Advice: How to strengthen community consultation for large placemaking projects

To avoid wild rumours flying around, bring the community in early when considering major schemes, and think about how to make consultation more accessible, Ben Kochan finds.

Consultation processes need to be intensive and look at a range of options [Pic Credit: Soundings]
Consultation processes need to be intensive and look at a range of options [Pic Credit: Soundings]

Consultation with the local community is now an integral part of the planning process for local authorities and developers as they bring forward major schemes. However, there are still misunderstandings and conflicts which might have been avoided if the consultation process had started early enough, says Patrick Devlin, partner at urban designers and architects Pollard Thomas Edwards (PTE).

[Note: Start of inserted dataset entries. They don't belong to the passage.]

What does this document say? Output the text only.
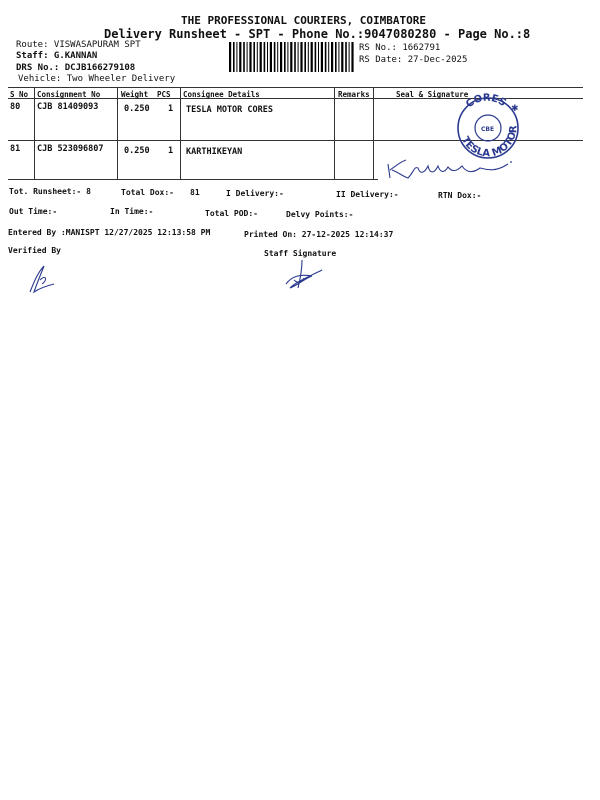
THE PROFESSIONAL COURIERS, COIMBATORE
Delivery Runsheet - SPT - Phone No.:9047080280 - Page No.:8
Route: VISWASAPURAM SPT
Staff: G.KANNAN
DRS No.: DCJB166279108
Vehicle: Two Wheeler Delivery
RS No.: 1662791
RS Date: 27-Dec-2025
S No Consignment No	Weight PCS Consignee Details	Remarks	Seal & Signature
80 CJB 81409093	0.250 1 TESLA MOTOR CORES
81 CJB 523096807 0.250 1 KARTHIKEYAN
CORES
TESLA MOTOR
CBE
✱
Tot. Runsheet:- 8	Total Dox:- 81	I Delivery:-	II Delivery:-	RTN Dox:-
Out Time:-	In Time:-	Total POD:-	Delvy Points:-
Entered By :MANISPT 12/27/2025 12:13:58 PM	Printed On: 27-12-2025 12:14:37
Verified By	Staff Signature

Here are five lessons which can help placemakers consult constructively.

Involve the community early
The community needs to be drawn in early during the preparation of a scheme to make local people feel part of the process and that proposals are  not being imposed on them, says Devlin.  "We were called in by a local authority to advise on the extension of a housing estate because wild rumours were flying around about it," he explains. PTE’s first stage was to do some sketches about what the extension might look like and, after a difficult meeting, a constructive dialogue was developed with the local community, he says.

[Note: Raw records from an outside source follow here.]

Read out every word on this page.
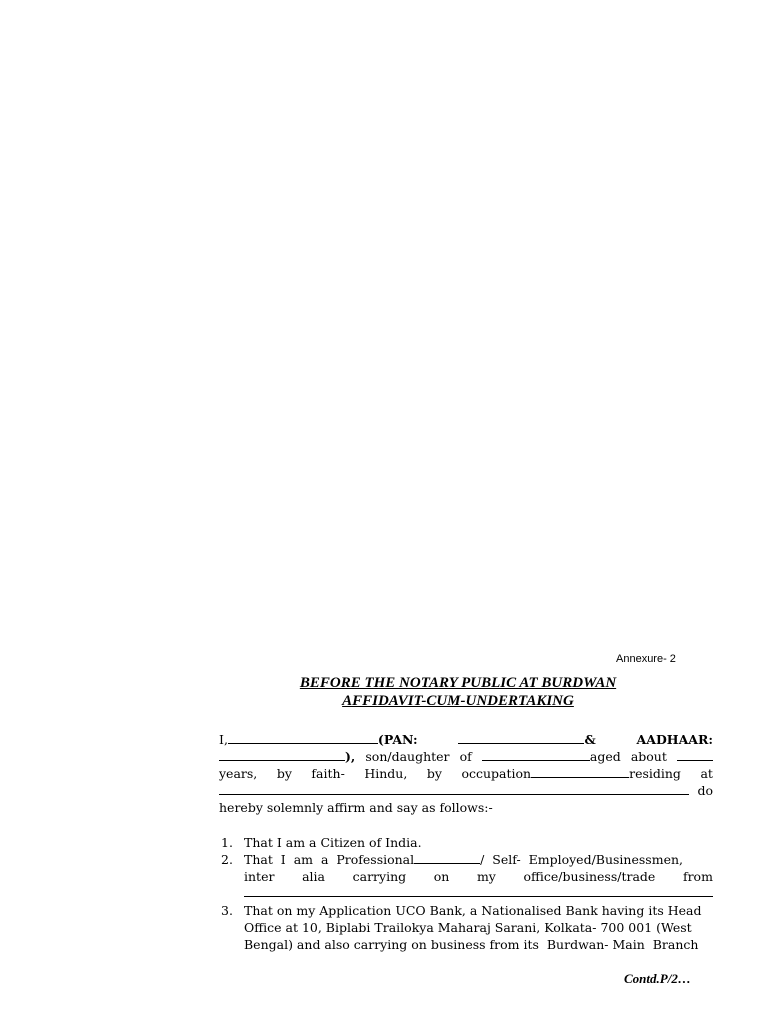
Annexure- 2
BEFORE THE NOTARY PUBLIC AT BURDWAN
AFFIDAVIT-CUM-UNDERTAKING
I,	(PAN:	&	AADHAAR:
), son/daughter of	aged about
years, by faith- Hindu, by occupation	residing at
do
hereby solemnly affirm and say as follows:-
1. That I am a Citizen of India.
2. That  I  am  a  Professional	/  Self-  Employed/Businessmen,
inter alia carrying on my office/business/trade from
3. That on my Application UCO Bank, a Nationalised Bank having its Head
Office at 10, Biplabi Trailokya Maharaj Sarani, Kolkata- 700 001 (West
Bengal) and also carrying on business from its  Burdwan- Main  Branch
Contd.P/2…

Understand where the community is coming from
Planners and developers need to understand the concerns and interests of the local communities as schemes come forward, says McDiarmaid Lawlor, head of urbanism at design champion Architecture and Design Scotland. "The design of the new scheme is unlikely to be their first concern," he says. "The local community will want to know how the development proposal will impact on their area and local services," he explains. Even if the proposal is for a new standalone settlement, there will still be concerns in surrounding districts, he adds.

Steve McAdam, director at Soundings, a community engagement consultancy, says developers and planners need to respect their local communities, adding that "by listening to them from the outset, they will get huge amounts of local knowledge for free". McAdam also points out that "you cannot hoodwink communities with marketing speak".

Make consultation accessible
James Anderson, head of engagement at architects and urban designers Turley, says developers and planners must be prepared to go out to communities. "That can mean presenting the project at youth centres, schools and churches," he says. "If a site is isolated or closed off, you should invite them in," he suggests. He cites the example of a range of events including a cycle festival in an old market building in Brighton, which developer Cathedral Group held to attract local residents into the site where it is preparing plans for a mixed-use scheme. 

The ice needs to be broken between developer and community, and that can be achieved through the community taking the planners and developers on a tour of the local area or even a joint meal, says Adam Brown, neighbourhood planning advisor at the RTPI’s Planning Aid organisation, which gives planning advice and support to individuals and groups. He emphasises that councils and developers need to present information in a range of forms. "The material should not all be written; videos and graphics are useful," he says.

Facilitate intensive engagement
Once the conversation has started between the community, the developers and the local planning authority, intensive discussions can begin about the schemes and the issues in an area. Different processes can be chosen. These can involve short but intensive planning exercises, such as charrettes that bring together the local community, architects, urban designers and representatives from local authorities and the private sector, says Susan Parham, head of urbanism at the University of Hertfordshire. "Starting from baseline information about the area, which has been jointly agreed by the participants, these sessions then consider different development options," says Parham.  "During the week the designers could go away and draw up indicative plans," she explains. The outcome of the consultations is not binding on the developer but the strength of support from a range of interests has a legitimacy which decision makers find hard to ignore, she adds.

Other processes can take longer. McAdam, who handled consultation on designs for the latest housing scheme on the Chelsea Barracks site in west London, set up a series of working groups involving the local community and the developer’s design team that met over several months exploring a range of issues associated with the site and fed into the masterplanning process.

Secure long-term involvement
McAdam says that as part of consultation processes, a local forum is often set up "which we encourage developers to support throughout the development process, so that it continues to input as the scheme unfolds and even once it is complete". At Chelsea Barracks a historic chapel on the site is being converted into community centre for the area which will be used by residents of the developments and the surrounding area.